Однако в случае с Арменией был один аргумент, который перевешивал многие самые рациональные резоны. Речь идет о безопасности в целом и о нагорно-карабахском конфликте в частности. Если Грузия и Молдова (как стороны, проигравшие и потерявшие контроль над территориями де-факто образований) могли себе позволить из тактических соображений опустить эти вопросы, Армения как патрон непризнанной НКР не могла игнорировать данный сюжет. Но в обеспечении безопасности роль России для Еревана была и остается эксклюзивной. Никто в ЕС или США не готов заменить РФ ни военными базами, ни гарантиями безопасности, ни в поддержании режима статус-кво в нагорно-карабахском конфликте.
Добавим к этому контекстуальные соображения 2013 года. Почувствовав угрозу на Украине, которая для Москвы всегда обладала особым неформальным статусом (и правы те авторы и в РФ, и на Западе, которые говорят об экзистенциальном характере украинского вызова), российское руководство поспешило включить весь имеющийся административный ресурс для давления на Армению.

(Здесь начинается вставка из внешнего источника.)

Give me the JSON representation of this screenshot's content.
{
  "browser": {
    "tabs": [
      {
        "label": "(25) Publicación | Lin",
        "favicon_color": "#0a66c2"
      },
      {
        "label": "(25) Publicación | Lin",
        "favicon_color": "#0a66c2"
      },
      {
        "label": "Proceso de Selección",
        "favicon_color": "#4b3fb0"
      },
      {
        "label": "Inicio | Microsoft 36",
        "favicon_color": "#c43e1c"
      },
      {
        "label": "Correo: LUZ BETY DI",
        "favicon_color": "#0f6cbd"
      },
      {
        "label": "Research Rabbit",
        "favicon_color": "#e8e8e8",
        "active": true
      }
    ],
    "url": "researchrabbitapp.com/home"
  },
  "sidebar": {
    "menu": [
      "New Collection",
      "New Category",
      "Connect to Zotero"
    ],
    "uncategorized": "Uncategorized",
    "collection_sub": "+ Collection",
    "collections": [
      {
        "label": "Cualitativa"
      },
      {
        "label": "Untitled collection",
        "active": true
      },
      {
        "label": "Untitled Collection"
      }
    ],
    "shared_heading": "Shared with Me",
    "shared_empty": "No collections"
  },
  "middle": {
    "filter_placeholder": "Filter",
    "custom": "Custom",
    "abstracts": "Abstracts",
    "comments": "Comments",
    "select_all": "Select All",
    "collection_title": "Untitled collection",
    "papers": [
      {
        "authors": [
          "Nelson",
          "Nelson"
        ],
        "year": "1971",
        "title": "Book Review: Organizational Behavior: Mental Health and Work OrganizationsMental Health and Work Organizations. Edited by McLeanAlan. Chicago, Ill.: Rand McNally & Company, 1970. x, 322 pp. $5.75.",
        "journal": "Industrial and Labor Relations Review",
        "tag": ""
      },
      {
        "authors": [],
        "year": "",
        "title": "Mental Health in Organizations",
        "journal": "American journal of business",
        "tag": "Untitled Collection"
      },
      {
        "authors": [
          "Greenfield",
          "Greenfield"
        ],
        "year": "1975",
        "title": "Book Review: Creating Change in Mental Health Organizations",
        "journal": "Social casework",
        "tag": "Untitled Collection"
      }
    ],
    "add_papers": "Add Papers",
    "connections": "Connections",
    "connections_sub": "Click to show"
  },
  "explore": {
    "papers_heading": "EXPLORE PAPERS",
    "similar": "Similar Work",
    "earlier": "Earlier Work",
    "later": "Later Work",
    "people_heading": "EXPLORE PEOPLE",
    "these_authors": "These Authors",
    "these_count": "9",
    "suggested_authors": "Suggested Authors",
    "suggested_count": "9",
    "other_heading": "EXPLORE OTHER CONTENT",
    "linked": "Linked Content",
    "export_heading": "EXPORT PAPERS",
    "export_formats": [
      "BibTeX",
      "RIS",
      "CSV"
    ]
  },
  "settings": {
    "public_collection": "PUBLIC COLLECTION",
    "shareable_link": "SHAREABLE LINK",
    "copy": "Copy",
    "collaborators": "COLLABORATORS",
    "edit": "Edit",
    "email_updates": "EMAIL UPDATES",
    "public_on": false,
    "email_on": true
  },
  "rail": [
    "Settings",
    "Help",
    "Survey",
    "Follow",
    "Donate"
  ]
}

Многие вещи Ереван понимал и сам без подсказок извне.
Было ясно, что ЕС не сделает выбора в армяно-азербайджанском споре в пользу Армении, как не сделают его и США. Не делала его и Россия. Но ее гарантии в обеспечении безопасности страны и статус-кво в Нагорном Карабахе были на порядок выше. И только Москва была готова поставить заслон на интервенции в Сирию, где турецкий фактор играл немалую роль и рассматривался среди армянского истеблишмента (и оппозиции) как опасный вызов. В особенности если бы Анкара поддержала американскую политику «наказания диктатора Асада». Но Кремль решил перестраховаться и, теряя Украину (осенью 2013 года еще никто не представлял себе в полной мере последствий этого кризиса), стремился изо всех сил найти точки опоры, зацепиться и задержаться. Итогом этого (можно сказать, и боковым последствием украинского кризиса) стало историческое (без всякой иронии) решение Сержа Саргсяна о евразийском выборе. Политика – искусство возможного. Тезис, применимый не только для большой международной игры, но и для двусторонних отношений асимметричных союзников.

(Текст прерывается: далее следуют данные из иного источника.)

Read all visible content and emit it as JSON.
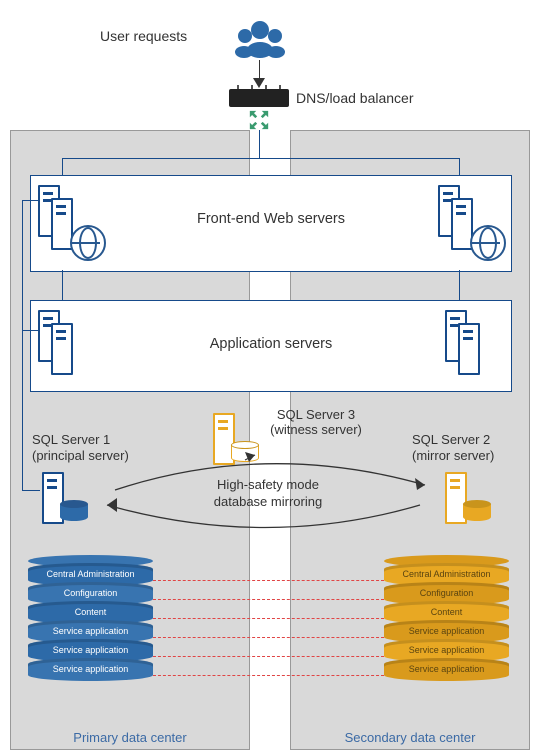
{
  "header": {
    "user_requests": "User requests",
    "dns_lb": "DNS/load balancer"
  },
  "tiers": {
    "frontend": "Front-end Web servers",
    "application": "Application servers"
  },
  "sql": {
    "server1_title": "SQL Server 1",
    "server1_sub": "(principal server)",
    "server2_title": "SQL Server 2",
    "server2_sub": "(mirror server)",
    "server3_title": "SQL Server 3",
    "server3_sub": "(witness server)",
    "mirroring_l1": "High-safety mode",
    "mirroring_l2": "database mirroring"
  },
  "datacenters": {
    "primary": "Primary data center",
    "secondary": "Secondary data center"
  },
  "db_layers": [
    "Central Administration",
    "Configuration",
    "Content",
    "Service application",
    "Service application",
    "Service application"
  ]
}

Сегодня (нравится это кому-то или нет) именно этот выбор задает тональность в отношениях Москвы и Еревана со всеми возможными плюсами и минусами. С одной стороны, есть осознание того, что вместо Москвы никто не может предложить Армении что-то более эффективное и работающее. Популистские и абстрактные разговоры о ценностях оставим тем, кто их инициирует. Книжные азбучные истины про «свободу, которая лучше несвободы» и универсальность выборов вряд ли помогут нормализации отношений с Турцией и решению застарелого конфликта с Азербайджаном.

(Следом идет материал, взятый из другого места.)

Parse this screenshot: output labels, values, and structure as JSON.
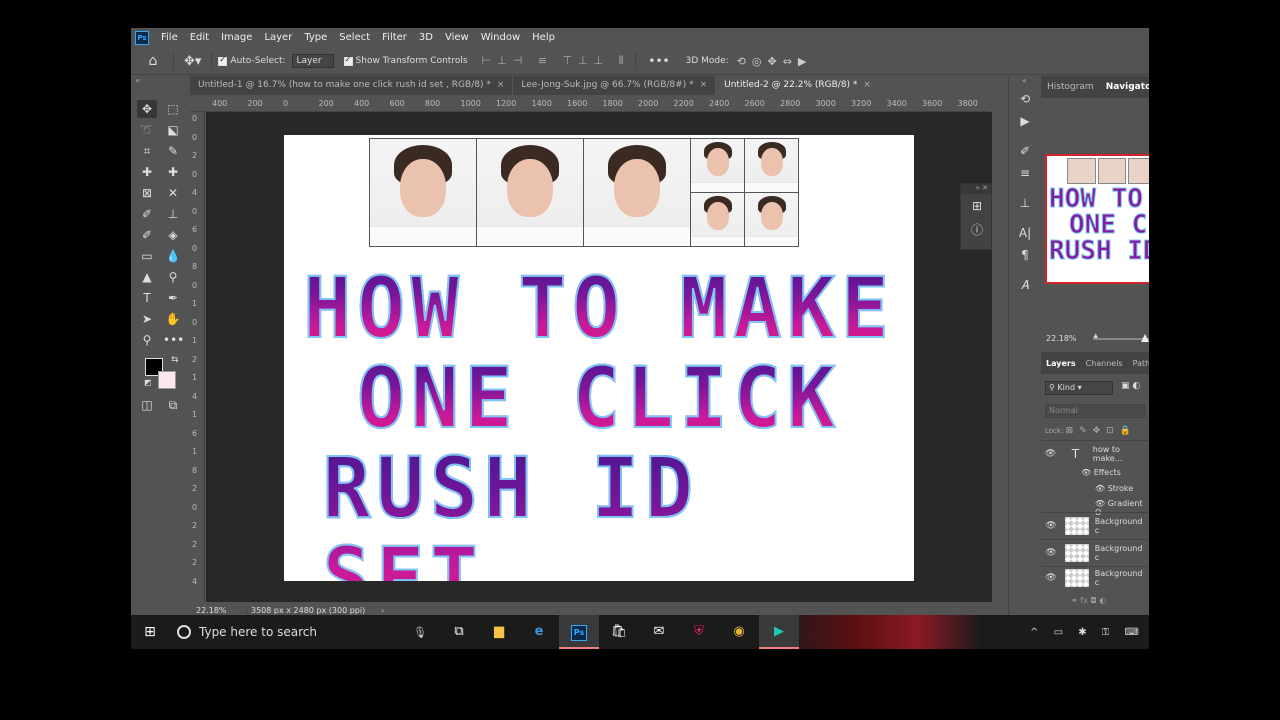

С другой стороны, есть понимание того, что постсоветское пространство резко выросло в геополитической цене. Оно фрагментируется и переформатируется, перестав быть российской вотчиной. Более того, Москва, резко подняв ставки в Крыму и Донбассе, столкнулась де-факто с мощным неприятием ее политики на Западе и отсутствием мощных союзников. Китай и Индия могут с большим удовольствием принимать участие в каких-то социально-экономических проектах (не забывая при этом о собственной выгоде и интересах), но они не рвутся разделить российскую «правду» по тому же крымскому вопросу. Это же относится к Турции, Ирану и другим потенциальным партнерам Москвы в ее «повороте на Восток». Евразийские державы предпочитают статус-кво пересмотру границ, даже если таковой мотивирован и является результатом неадекватной политики Запада. Что в сухом остатке? Союзничество всегда приносит приобретения, если твой союзник бенефициарий. Но оно чревато и издержками, если эти издержки несет твой партнер. И в случае с Россией у скептически настроенных политиков и экспертов в Армении есть опасения оказаться под сенью антироссийских санкций. Опять же ничего личного, просто политический расчет. Как следствие, заинтересованность в раскладывании яиц в разные корзины. От этого Москве никуда не уйти, как бы этого ни хотелось.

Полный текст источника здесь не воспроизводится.